Laurent Landete est directeur général du Collège des Bernardins. Il a été nommé par le Saint-Siège membre du Dicastère pour les Laïcs, la Famille et la Vie en 2018 puis vice-délégué pontifical pour l'œuvre des Foyers de charité en 2022. Il a été modérateur général de la Communauté de l'Emmanuel de 2009 à 2018. Il est intervenu lors de notre Université d'été pour un temps d'enseignement et d'échange sur l'ecclésiologie de communion. Nous vous partageons une retranscription de son intervention.


La question de l'ecclésiologie de communion est un thème central que je voudrais aborder sous plusieurs facettes au travers de mon expérience avec l'Emmanuel et du dicastère avec, dans un premier temps, un regard plus théologique et canonique éclairé par le terrain et, dans un deuxième temps, à travers ce que l'on travaille aujourd'hui dans l'Eglise.


Il me semble tout d'abord important de rappeler que le Concile Vatican II présente l'Eglise comme le peuple de Dieu rassemblant tous les fidèles du Christ c'est-à-dire l'ensemble du peuple des baptisés. Ce concile a promu le renouveau de la grâce baptismale en partant de la question du renouveau de l'appel à la sainteté de tous les baptisés.
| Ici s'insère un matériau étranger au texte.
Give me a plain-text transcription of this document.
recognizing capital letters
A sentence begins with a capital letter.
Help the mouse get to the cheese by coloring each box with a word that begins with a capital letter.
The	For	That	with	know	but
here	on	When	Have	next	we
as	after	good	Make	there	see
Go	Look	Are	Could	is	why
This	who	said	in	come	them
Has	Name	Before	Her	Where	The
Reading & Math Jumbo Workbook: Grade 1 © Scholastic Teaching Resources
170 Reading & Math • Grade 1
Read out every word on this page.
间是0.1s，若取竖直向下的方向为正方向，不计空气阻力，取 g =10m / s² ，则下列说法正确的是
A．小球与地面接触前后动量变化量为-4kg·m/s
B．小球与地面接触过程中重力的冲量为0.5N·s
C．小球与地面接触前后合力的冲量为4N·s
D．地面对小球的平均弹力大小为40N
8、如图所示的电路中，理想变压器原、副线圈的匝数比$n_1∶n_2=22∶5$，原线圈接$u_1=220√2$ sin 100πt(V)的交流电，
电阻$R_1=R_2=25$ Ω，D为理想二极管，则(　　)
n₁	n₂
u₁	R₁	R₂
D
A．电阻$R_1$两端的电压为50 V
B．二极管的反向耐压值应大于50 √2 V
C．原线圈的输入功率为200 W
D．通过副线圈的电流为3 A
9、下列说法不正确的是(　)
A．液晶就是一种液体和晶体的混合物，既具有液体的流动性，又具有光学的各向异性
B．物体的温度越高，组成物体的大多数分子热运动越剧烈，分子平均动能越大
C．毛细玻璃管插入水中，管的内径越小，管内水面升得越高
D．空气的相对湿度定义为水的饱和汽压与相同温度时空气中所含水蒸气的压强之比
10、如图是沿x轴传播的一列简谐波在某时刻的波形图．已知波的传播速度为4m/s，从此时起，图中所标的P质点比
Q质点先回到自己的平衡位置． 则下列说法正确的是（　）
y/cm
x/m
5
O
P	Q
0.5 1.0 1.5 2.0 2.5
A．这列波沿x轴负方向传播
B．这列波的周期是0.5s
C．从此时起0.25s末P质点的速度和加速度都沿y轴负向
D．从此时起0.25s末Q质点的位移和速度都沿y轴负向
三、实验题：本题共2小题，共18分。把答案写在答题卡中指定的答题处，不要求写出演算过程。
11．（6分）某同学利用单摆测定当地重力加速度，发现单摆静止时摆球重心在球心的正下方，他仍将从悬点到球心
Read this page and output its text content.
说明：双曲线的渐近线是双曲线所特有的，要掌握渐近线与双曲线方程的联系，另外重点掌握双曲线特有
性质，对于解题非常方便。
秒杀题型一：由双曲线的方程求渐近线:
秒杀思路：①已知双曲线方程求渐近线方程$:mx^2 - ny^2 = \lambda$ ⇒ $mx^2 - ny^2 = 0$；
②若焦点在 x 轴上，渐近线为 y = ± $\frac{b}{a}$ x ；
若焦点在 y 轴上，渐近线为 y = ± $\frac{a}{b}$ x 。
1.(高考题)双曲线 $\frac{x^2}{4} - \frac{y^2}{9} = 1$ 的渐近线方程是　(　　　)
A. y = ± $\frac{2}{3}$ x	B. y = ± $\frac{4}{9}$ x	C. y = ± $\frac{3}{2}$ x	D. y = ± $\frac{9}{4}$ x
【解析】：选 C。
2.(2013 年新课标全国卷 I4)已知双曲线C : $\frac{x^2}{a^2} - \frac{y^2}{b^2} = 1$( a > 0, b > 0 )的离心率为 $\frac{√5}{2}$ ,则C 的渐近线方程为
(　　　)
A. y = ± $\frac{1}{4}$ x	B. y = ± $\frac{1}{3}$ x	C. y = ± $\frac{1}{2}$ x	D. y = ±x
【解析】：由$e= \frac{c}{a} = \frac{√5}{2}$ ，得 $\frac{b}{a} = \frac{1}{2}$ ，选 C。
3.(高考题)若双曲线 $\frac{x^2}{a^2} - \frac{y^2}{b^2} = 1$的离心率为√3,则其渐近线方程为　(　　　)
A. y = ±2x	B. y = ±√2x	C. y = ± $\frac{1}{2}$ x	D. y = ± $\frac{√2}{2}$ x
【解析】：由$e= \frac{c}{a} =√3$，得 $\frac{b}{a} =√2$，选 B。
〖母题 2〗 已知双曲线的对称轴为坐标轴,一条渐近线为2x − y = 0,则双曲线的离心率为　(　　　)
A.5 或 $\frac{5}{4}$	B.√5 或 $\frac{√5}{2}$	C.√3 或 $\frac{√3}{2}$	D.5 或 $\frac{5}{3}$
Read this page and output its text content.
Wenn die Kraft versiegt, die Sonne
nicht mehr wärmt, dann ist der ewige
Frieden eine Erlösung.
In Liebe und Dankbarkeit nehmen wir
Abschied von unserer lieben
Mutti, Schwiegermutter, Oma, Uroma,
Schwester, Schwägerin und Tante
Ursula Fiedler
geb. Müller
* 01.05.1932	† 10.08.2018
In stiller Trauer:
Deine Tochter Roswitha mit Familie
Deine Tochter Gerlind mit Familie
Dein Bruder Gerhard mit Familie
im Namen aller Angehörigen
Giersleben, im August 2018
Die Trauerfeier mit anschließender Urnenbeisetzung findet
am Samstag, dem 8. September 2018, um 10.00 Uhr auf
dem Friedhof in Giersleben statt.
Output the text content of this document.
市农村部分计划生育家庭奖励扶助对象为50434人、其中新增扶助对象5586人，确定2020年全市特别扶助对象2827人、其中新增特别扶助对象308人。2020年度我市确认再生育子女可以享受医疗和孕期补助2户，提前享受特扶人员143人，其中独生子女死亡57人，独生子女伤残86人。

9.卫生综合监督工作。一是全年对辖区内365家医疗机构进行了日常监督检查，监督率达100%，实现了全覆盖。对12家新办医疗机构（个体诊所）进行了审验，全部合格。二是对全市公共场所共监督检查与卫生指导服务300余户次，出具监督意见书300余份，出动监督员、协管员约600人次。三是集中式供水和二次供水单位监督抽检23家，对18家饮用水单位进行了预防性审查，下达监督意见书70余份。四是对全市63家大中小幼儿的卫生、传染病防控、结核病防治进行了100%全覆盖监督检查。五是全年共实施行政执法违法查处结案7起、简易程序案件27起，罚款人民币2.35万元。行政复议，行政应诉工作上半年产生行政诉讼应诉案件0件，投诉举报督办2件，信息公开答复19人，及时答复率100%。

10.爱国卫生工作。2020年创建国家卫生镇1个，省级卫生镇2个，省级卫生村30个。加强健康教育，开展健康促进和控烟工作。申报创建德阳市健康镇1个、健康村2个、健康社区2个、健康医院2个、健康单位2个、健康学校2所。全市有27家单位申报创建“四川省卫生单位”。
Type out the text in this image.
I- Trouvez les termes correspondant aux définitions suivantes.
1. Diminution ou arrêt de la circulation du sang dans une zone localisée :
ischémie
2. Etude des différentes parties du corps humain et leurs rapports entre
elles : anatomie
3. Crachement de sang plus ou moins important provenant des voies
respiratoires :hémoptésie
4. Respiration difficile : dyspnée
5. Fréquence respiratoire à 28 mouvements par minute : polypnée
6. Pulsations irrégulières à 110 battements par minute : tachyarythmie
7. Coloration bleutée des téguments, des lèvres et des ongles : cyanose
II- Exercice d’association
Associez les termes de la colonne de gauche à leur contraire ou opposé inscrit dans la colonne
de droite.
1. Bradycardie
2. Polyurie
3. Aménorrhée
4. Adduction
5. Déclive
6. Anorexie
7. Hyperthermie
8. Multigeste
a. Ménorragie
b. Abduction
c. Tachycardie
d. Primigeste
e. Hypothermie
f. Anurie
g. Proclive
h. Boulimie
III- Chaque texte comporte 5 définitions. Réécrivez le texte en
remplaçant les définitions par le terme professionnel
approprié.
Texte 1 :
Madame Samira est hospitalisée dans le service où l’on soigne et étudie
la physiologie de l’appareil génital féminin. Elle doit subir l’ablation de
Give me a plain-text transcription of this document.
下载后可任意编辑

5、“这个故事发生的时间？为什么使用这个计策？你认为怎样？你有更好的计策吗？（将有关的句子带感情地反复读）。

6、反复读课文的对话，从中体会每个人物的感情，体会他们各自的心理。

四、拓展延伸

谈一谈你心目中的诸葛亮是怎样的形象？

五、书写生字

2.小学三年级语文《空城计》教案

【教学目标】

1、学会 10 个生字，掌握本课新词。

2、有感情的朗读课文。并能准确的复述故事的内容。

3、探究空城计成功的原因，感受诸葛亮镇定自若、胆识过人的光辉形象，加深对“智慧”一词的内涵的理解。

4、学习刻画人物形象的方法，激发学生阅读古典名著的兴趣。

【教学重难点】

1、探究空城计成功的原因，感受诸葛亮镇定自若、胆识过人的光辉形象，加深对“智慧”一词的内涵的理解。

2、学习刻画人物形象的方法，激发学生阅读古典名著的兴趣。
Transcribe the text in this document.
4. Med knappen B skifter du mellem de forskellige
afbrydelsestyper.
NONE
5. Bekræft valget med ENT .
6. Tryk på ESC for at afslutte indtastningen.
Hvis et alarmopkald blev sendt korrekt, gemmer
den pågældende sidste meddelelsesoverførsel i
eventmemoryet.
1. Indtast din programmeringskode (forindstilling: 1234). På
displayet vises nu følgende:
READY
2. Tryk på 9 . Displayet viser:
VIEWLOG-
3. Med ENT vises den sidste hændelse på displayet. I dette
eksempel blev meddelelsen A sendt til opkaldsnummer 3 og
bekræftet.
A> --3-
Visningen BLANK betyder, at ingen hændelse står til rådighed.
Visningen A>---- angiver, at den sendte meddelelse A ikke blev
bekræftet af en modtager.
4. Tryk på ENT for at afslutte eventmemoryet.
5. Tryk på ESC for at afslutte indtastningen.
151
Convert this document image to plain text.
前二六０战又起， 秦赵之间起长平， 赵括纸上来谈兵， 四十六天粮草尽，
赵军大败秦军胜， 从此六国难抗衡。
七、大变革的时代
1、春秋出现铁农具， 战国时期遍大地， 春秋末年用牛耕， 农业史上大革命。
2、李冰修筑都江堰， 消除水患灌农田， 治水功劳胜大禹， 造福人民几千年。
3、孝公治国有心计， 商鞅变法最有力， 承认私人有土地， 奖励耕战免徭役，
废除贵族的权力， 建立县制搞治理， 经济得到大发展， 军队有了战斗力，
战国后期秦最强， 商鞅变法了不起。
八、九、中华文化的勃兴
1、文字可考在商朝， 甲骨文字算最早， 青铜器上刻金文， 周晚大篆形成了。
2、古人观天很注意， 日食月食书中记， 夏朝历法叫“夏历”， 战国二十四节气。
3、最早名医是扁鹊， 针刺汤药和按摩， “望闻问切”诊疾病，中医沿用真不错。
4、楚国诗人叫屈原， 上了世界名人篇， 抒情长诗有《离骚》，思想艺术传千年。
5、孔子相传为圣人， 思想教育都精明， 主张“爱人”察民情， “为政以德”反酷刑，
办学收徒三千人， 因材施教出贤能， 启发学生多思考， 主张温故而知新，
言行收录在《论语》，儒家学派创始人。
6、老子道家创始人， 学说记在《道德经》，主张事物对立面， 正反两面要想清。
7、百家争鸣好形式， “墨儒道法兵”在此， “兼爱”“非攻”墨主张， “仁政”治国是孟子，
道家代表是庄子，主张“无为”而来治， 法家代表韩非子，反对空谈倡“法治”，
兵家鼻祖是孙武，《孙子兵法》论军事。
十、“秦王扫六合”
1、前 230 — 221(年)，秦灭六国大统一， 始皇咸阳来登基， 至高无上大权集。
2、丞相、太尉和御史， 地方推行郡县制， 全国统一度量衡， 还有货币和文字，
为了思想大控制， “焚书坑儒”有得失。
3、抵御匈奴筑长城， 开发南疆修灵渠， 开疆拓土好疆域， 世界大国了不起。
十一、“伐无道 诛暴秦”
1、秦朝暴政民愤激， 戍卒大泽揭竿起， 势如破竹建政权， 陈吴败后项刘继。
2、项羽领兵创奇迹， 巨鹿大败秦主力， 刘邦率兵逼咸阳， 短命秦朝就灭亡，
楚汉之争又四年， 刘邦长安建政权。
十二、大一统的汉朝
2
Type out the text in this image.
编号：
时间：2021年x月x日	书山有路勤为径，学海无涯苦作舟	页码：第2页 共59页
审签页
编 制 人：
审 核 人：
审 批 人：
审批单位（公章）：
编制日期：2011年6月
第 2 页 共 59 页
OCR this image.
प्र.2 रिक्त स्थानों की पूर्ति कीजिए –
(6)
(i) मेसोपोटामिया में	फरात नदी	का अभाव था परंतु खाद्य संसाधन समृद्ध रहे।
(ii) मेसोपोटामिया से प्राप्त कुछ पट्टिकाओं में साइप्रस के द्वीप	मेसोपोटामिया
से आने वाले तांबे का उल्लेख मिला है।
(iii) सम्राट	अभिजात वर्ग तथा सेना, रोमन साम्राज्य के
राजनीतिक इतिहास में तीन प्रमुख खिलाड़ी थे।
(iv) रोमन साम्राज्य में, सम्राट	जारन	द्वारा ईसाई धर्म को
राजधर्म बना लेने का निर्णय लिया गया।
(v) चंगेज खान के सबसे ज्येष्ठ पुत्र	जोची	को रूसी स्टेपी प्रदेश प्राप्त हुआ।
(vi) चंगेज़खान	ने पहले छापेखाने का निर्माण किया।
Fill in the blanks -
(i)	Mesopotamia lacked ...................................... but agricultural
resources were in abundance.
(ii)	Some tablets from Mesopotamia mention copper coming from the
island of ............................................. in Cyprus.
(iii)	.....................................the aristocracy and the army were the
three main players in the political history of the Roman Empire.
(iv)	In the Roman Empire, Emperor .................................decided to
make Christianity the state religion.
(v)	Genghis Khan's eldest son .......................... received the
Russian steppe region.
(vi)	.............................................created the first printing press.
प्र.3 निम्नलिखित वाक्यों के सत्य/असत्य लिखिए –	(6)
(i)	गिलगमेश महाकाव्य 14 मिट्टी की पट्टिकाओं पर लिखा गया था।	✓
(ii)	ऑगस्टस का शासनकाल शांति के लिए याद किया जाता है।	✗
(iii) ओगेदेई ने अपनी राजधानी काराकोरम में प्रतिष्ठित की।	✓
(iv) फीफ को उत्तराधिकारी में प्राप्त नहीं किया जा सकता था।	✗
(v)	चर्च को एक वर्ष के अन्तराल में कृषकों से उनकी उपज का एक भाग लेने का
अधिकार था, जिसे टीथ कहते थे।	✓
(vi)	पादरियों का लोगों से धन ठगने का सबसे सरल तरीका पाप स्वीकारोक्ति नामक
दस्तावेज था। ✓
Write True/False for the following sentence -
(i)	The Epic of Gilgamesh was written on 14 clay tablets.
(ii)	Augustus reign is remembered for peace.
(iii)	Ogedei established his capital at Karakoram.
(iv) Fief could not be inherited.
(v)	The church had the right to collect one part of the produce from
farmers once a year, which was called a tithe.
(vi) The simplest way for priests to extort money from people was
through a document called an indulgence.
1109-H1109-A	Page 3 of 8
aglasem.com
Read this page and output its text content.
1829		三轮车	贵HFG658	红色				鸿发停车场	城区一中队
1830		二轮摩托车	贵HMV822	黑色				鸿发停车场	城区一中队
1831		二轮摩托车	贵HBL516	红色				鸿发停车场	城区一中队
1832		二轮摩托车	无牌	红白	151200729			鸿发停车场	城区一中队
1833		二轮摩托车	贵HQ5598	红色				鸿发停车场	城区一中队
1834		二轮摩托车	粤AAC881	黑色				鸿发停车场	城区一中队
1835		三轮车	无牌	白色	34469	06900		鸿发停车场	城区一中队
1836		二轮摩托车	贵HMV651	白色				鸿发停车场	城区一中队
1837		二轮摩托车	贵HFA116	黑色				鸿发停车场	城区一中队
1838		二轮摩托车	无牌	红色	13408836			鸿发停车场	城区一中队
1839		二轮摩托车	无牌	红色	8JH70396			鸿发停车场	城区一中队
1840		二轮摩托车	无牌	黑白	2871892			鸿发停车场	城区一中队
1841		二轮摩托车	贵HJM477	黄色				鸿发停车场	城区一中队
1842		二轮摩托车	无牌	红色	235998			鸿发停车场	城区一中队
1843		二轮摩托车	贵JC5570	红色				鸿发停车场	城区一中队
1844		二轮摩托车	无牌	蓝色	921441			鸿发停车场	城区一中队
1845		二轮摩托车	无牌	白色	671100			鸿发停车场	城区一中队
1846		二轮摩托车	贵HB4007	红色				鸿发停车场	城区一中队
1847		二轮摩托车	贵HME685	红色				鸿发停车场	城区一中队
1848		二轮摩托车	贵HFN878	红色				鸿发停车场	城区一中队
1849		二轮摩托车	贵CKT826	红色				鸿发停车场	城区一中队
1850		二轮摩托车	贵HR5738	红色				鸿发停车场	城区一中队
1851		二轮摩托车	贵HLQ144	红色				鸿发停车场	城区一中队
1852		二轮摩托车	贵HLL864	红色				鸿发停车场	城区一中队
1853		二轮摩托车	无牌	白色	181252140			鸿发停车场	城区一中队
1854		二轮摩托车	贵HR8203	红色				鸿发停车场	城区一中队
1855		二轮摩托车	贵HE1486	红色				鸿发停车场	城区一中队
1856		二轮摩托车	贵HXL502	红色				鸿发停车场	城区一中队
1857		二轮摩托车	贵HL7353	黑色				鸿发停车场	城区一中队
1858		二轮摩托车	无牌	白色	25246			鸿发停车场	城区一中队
Les hommes ne reçoivent pas la sanctification séparément hors de tout lien mutuel ; tous les baptisés sont appelés à porter ensemble le témoignage du Christ sur la terre quels que soient leurs états de vie.


L'importance de la prière


Dans sa lettre d'introduction au nouveau millénaire Novo Millennio Ineunte, Saint Jean-Paul II nous rappelle que le grand défi qui se présentera à nous en ce troisième millénaire est de faire de l'Eglise la maison et l'école de la communion. Il nous rappelle également l'importance de la prière : " Ne nous faisons pas d’illusions : sans ce cheminement spirituel, les moyens extérieurs de la communion serviraient à bien peu de chose. Ils deviendraient des façades sans âme, des masques de communion plus que ses expressions et ses chemins de croissance." Nos communautés doivent être des écoles de communion mais elles ne peuvent l'être que si elles sont également des écoles de prière. Le Pape Jean-Paul II nous invite à ce que nos moments de prière soient des temps de silence, d'écoute active, de dialogue avec le Seigneur, et d'intercession avec le monde. Cette communion n'est pas le fruit d'une relation intramondaine ou d'un processus psychologique, elle se reçoit de Dieu Lui-même.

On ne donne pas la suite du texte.